European VC firm Index Capital is just over two decades old and has 200+ companies in its investment portfolio at this point — but it’s still got work to do on the gender balance front.
“It should be half,” agreed general partner Jan Hammer, discussing the company’s gender balance here at TechCrunch Disrupt Berlin.
Session moderator Josh Constine had pointed out that the team page on Index’s website includes just two women…
“I think we need to revise our website,” responded Hammer initially, noting that Index in fact has five women working as investment professionals — two as principles — though its nine partners are all men.
But he added: “Arguably it could be improved.”
Hammer said Index has instigated a policy that’s aimed at trying to accelerate better gender balance.
“For every position and for every hiring decision we have to have equality of gender. And secondly for every finalist interview we have to have at least one of each gender,” he said, noting the policy has been put in place “in the last couple of years”.
“Obviously it’s a topic that applies to far broader than just the venture industry. It’s the financial industry at large. But also our portfolio companies.”
“If you look at associate principles, we’re pretty much there,” added Index’s Martin Mignot, who was also on the panel. “You have to understand that it takes six, seven, eight years to go from associate to partner — so it just takes time for that to trickle down.”
They were also asked about the issue of sexual harassment which has blown up publicly at multiple companies this year, including some investment firms. Index itself has never had to face any enforcement situations relating to sexual harassment, they said.
“The one difference between Index and maybe some other partnerships is that we work as a team and no portfolio company is ever sort of stranded with just one point of contact,” added Hammer. “We operate with a system of a shadow partner on every deal. So you always have two partners.”
During the session the partners also discussed differences between the investment ecosystem in Europe vs the US, and touched on some areas of investment focus — including fintech, where Hammer noted that some functions that have historically been beyond the reach of startups “because of capital intensity” are now coming into range.

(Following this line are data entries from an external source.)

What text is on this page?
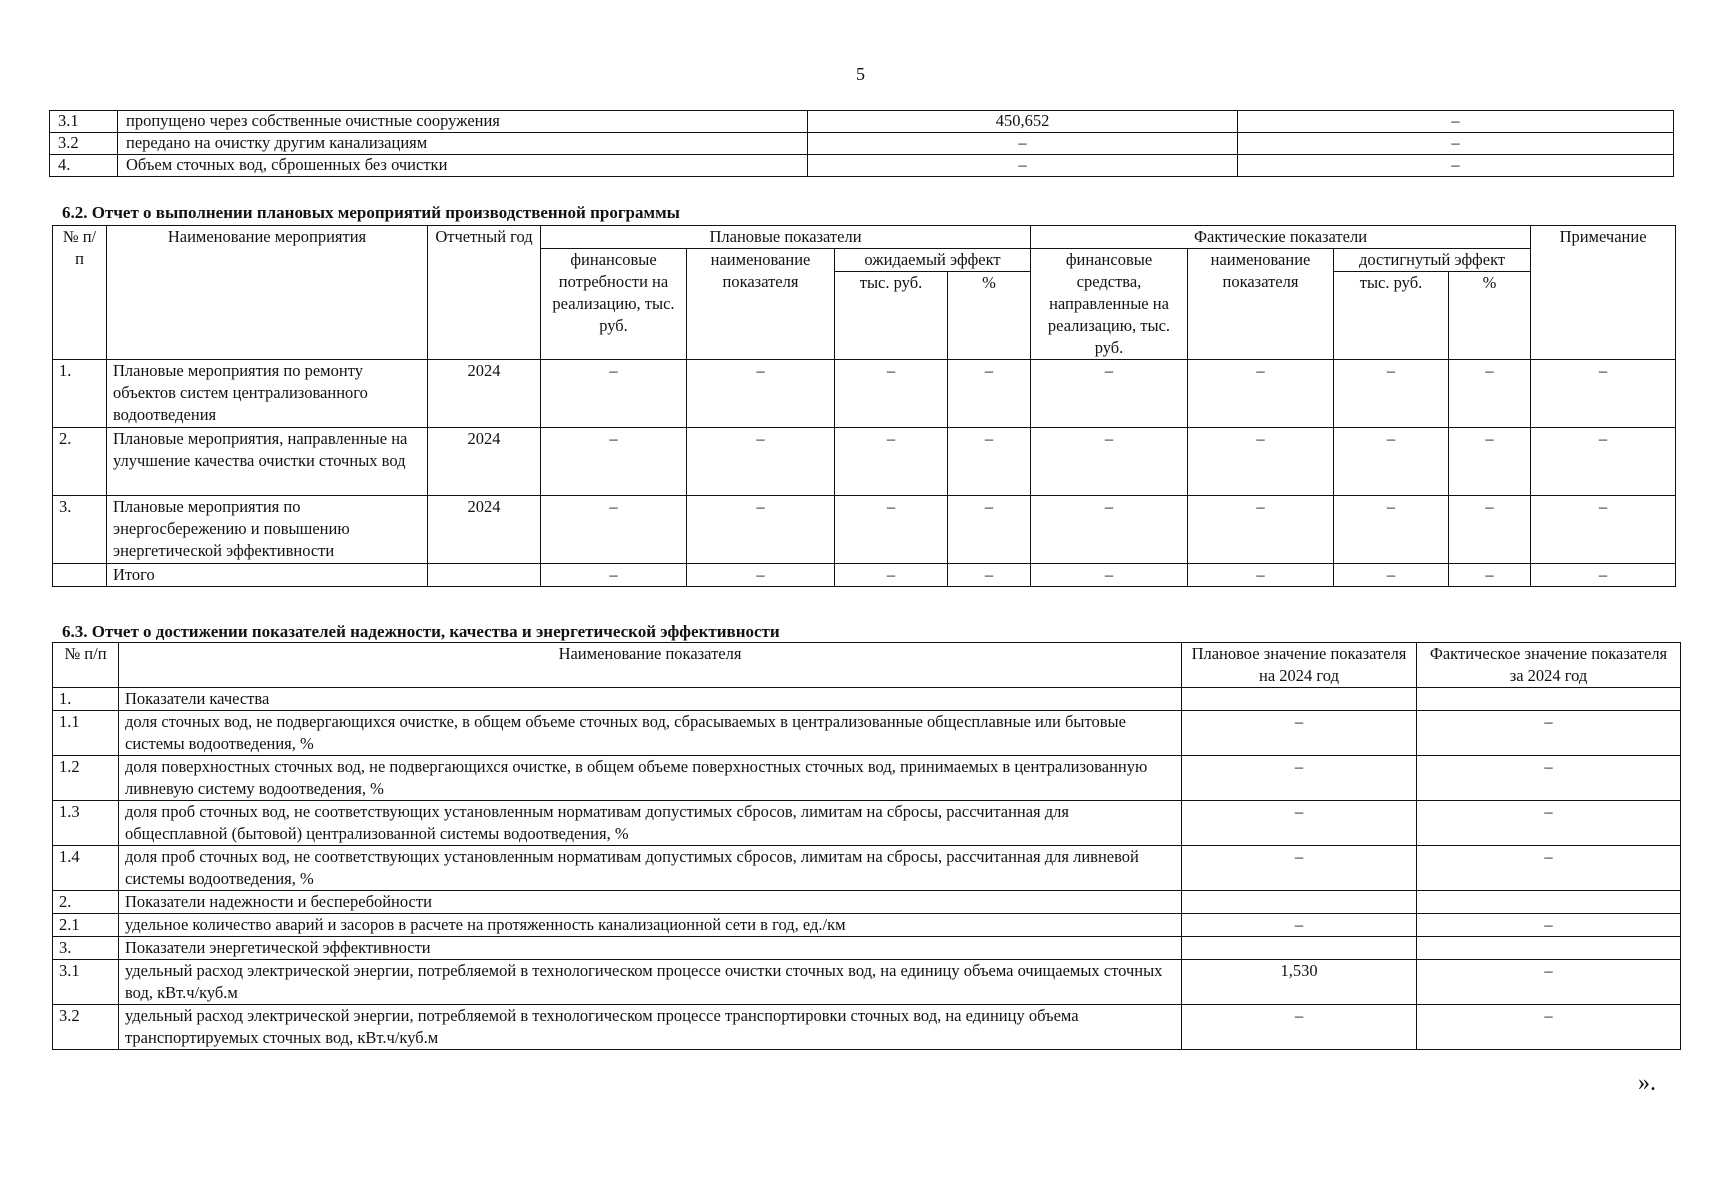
5
3.1	пропущено через собственные очистные сооружения	450,652	–
3.2	передано на очистку другим канализациям	–	–
4.	Объем сточных вод, сброшенных без очистки	–	–
6.2. Отчет о выполнении плановых мероприятий производственной программы
№ п/п	Наименование мероприятия	Отчетный год	Плановые показатели				Фактические показатели				Примечание
			финансовые потребности на реализацию, тыс. руб.	наименование показателя	ожидаемый эффект		финансовые средства, направленные на реализацию, тыс. руб.	наименование показателя	достигнутый эффект		
					тыс. руб.	%			тыс. руб.	%	
1.	Плановые мероприятия по ремонту объектов систем централизованного водоотведения	2024	–	–	–	–	–	–	–	–	–
2.	Плановые мероприятия, направленные на улучшение качества очистки сточных вод	2024	–	–	–	–	–	–	–	–	–
3.	Плановые мероприятия по энергосбережению и повышению энергетической эффективности	2024	–	–	–	–	–	–	–	–	–
	Итого		–	–	–	–	–	–	–	–	–
6.3. Отчет о достижении показателей надежности, качества и энергетической эффективности
№ п/п	Наименование показателя	Плановое значение показателя на 2024 год	Фактическое значение показателя за 2024 год
1.	Показатели качества		
1.1	доля сточных вод, не подвергающихся очистке, в общем объеме сточных вод, сбрасываемых в централизованные общесплавные или бытовые системы водоотведения, %	–	–
1.2	доля поверхностных сточных вод, не подвергающихся очистке, в общем объеме поверхностных сточных вод, принимаемых в централизованную ливневую систему водоотведения, %	–	–
1.3	доля проб сточных вод, не соответствующих установленным нормативам допустимых сбросов, лимитам на сбросы, рассчитанная для общесплавной (бытовой) централизованной системы водоотведения, %	–	–
1.4	доля проб сточных вод, не соответствующих установленным нормативам допустимых сбросов, лимитам на сбросы, рассчитанная для ливневой системы водоотведения, %	–	–
2.	Показатели надежности и бесперебойности		
2.1	удельное количество аварий и засоров в расчете на протяженность канализационной сети в год, ед./км	–	–
3.	Показатели энергетической эффективности		
3.1	удельный расход электрической энергии, потребляемой в технологическом процессе очистки сточных вод, на единицу объема очищаемых сточных вод, кВт.ч/куб.м	1,530	–
3.2	удельный расход электрической энергии, потребляемой в технологическом процессе транспортировки сточных вод, на единицу объема транспортируемых сточных вод, кВт.ч/куб.м	–	–
».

“One stat to quote — the number 50 bank ranked by market cap in the world has a $38BN value. Which sort of shows how far the ceiling is,” he added. “The sky’s the limit… There’s everything to play for.”
Discussing technologies Index views as ‘underhyped’ in investment terms, Mignot noted that the firm has been “doing more” in the health tech space — flagging its investment in Swedish telemedicine app startup KRY, for example.
“It feels like the very early days of fintech. Maybe where you’re still trying to find your way around a very complex regulatory environment — but things are slowly opening up, and government are maybe now becoming more favorable, creating some sandbox environments where startups can start to test and iterate.
“And it feels like that’s one that’s going to open massively in the next few years.”